Using Census Bureau data, Thompson showed how the percentage of income an average American household spends on various goods changed from 1901 to 2003 (the latest year data are available). It's fascinating stuff. I've re-created it here:


Source: Census Bureau.

To me, two things pop out from this chart.

First is the deflation in relation to income of food and apparel (and most consumer goods, for that matter, which aren't broken out here). Yes, there has been inflation over the last century -- so much that any time inflation is discussed someone feels obligated to point out that a dollar has been devalued by well over 90% in the last century. That's true. But inflation has pushed average wages up by a far greater amount, causing the share of income spent on most consumer goods to plunge. The average household spent 43% of their income on food in 1900, 30% in 1950, and 13% in 2003. Similar data from a 2010 Census survey suggest (link opens PDF file) the figure fell to 12.7% in 2010.

Such shifts are often missed when discussing inflation and wealth. At an investment conference two years ago, Berkshire Hathaway (NYSE: BRK-B) Vice Chairman Charlie Munger remarked: "I remember the $0.05 hamburger and a $0.40-per-hour minimum wage, so I've seen a tremendous amount of inflation in my lifetime. Did it ruin the investment climate? I think not."

Later that day, a questioner asked Munger about inflation's "devastation" over the past half-century. In 1950, a corned-beef sandwich at a local diner cost $0.55, the questioner noted. Today it's $10. How can a country be anything but a failure when its currency loses 95% of its value to inflation, he wondered.

"If you think the past half-century was bad, you will have serious problems in life," Munger replied. "Despite inflation, we've been a huge success. Real GDP has grown 2% per year per capita. That's fantastic. The period you describe as miserable was a tremendous time for the American economy. You've described success."

Real disposable income per capita -- that's after-tax income adjusted for inflation -- has increased threefold since the early 1950s. Yes, a corned-beef sandwich may have cost $0.55 in 1950, but the average household income back then was just $3,900 a year. Today, the average household earns that much every three weeks.

Inflation has, of course, run faster than average income growth from time to time. Right now is one of those times; average incomes have not kept up with inflation over the past year. Yet as painful as that decline is, it's not hard to make an argument that the average worker is still far better off today than they were for the majority of the 20th century -- a period of economic nostalgia for many these days.

The other part of the chart that sticks out is the three sectors where we spend more of our income today than in the past: housing, education, and health care.
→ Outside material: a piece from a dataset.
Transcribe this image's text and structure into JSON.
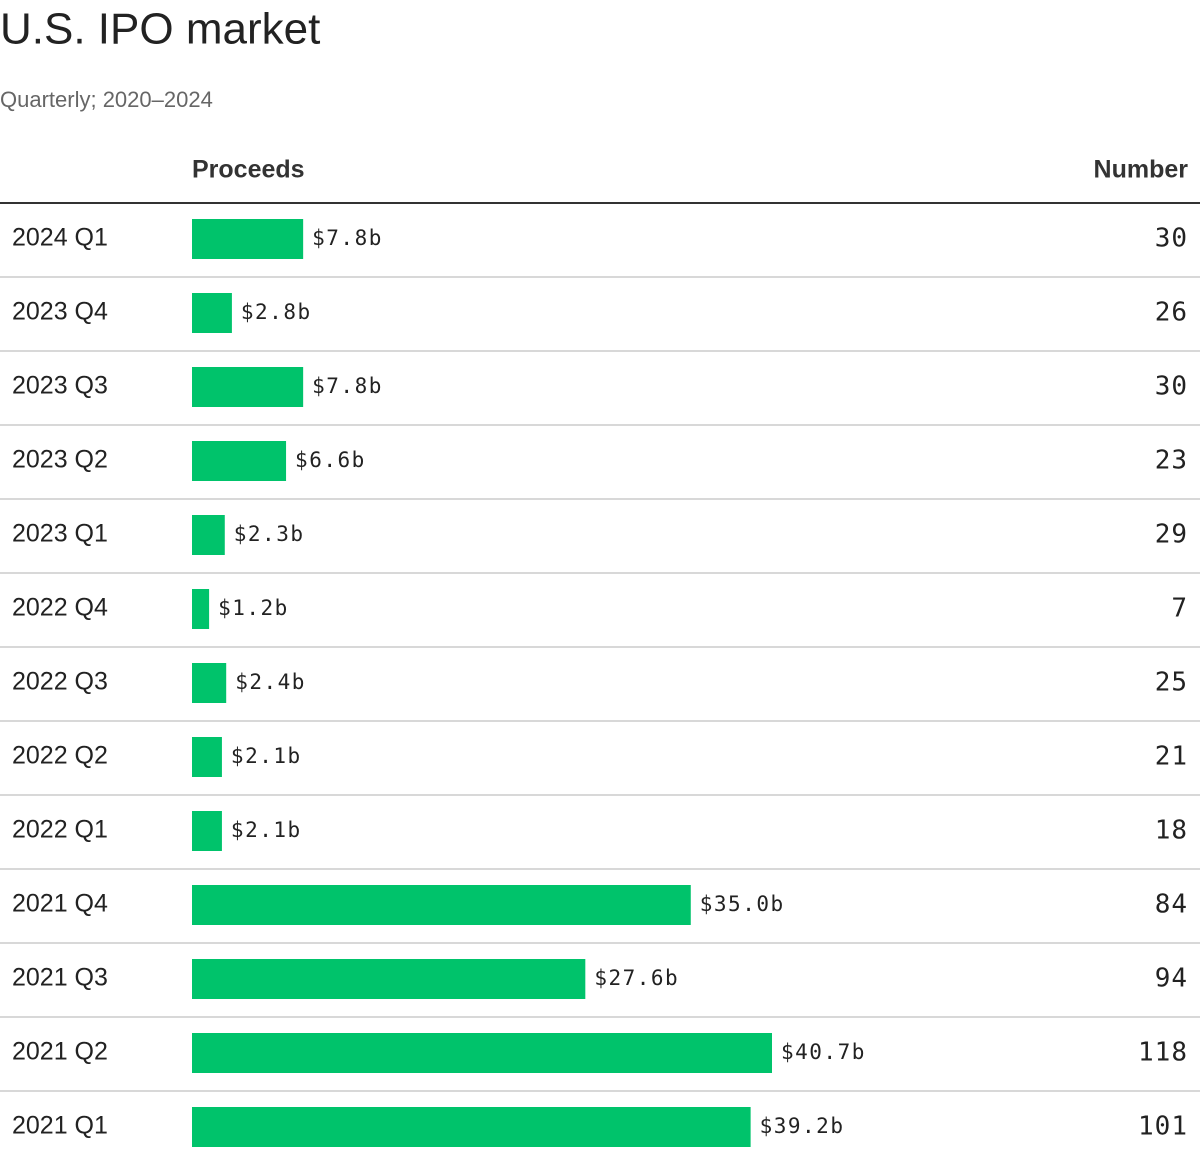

There are two ways to look at that. One is that all three sectors are in a bubble, eroding real incomes as prices surge (or surged). That's certainly true to some extent.

But the quality and usefulness of all three have also increased tremendously over the years. Consider:

  • Average life expectancy at birth in America was 49.3 in 1900, 68.1 in 1950, and 78.7 today, according to United Nations data. Advances in medical technology have literally added decades to your life.
  • The average square footage of new homes increased from 1,525 in 1973 to 2,169 in 2010. Americans are spending a higher percentage of income on housing because they're buying much more house.
  • As Thompson writes, in 1900, "a quarter of households have running water. Even fewer own the home they lived in. Fewer still have flush toilets. One-twelfth of households have gas or electric lights, one-twentieth have telephones, one-in-ninety own a car, and nobody owns a television."
  • According to economist Tyler Cowen, "Thirty years ago, college graduates made 40 percent more than high school graduates, but now the gap is about 83 percent." We're spending more on education because, put simply, it pays.

None of this is meant to belittle the problems we face today, which are real and affect people in often devastating ways. Nor is it an ode to the virtues of inflation, particularly because it affects different people in different amounts. But among average workers, the biggest change in recent decades may be in the perception of prosperity, not the objectiveness of circumstances. "We are all subtle victims of the expectations that 100 years of wealth have bought," Thompson writes. It's a wonderful time to be alive, in other words.